Dr. Hynes received his Ph.D. from MIT in 1978 and has spent the last three decades researching cell adhesion. "Cell adhesion is essential for life in all organisms made up of more than one cell," according to Hynes HHMI Biography. "It is what determines where cells are in the body, how they interact with one another, and how and where they move, both during embryonic development and in normal physiology."
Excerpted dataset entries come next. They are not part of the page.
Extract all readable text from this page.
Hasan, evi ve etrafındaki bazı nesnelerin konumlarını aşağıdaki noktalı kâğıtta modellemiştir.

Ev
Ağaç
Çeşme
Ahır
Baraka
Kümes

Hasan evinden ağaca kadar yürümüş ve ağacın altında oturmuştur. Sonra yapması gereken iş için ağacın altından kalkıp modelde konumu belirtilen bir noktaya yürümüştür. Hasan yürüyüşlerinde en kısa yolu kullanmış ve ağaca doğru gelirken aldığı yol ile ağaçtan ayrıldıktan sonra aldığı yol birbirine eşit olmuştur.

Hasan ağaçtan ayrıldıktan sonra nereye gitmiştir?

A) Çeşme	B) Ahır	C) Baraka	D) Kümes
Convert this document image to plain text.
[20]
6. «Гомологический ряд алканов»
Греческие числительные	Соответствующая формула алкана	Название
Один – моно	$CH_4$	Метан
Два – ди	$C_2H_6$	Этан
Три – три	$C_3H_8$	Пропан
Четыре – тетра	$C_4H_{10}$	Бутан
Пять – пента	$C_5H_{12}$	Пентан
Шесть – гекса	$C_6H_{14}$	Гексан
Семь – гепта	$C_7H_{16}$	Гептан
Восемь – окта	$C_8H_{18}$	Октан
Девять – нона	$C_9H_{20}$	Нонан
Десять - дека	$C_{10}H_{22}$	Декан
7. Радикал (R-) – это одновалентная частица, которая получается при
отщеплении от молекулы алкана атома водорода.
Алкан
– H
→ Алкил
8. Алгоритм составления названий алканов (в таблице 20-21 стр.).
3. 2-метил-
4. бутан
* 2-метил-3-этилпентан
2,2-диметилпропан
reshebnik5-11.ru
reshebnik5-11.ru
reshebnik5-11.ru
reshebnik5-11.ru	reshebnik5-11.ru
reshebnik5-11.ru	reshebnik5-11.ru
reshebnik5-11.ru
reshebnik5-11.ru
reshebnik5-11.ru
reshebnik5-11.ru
The Hynes lab is interested in understanding the molecular basis of cell adhesion and its involvement in cell behavior including contributions to various human diseases, especially cancer progression, including invasion, metastasis and angiogenesis. Around 5-10% of the genes in a mammalian genome are involved in cell adhesion. The lab uses genetically engineered mice and cells derived from them, combined with molecular and cell biological methods, to investigate the roles of adhesion molecules in both normal physiology and in mouse models of human diseases.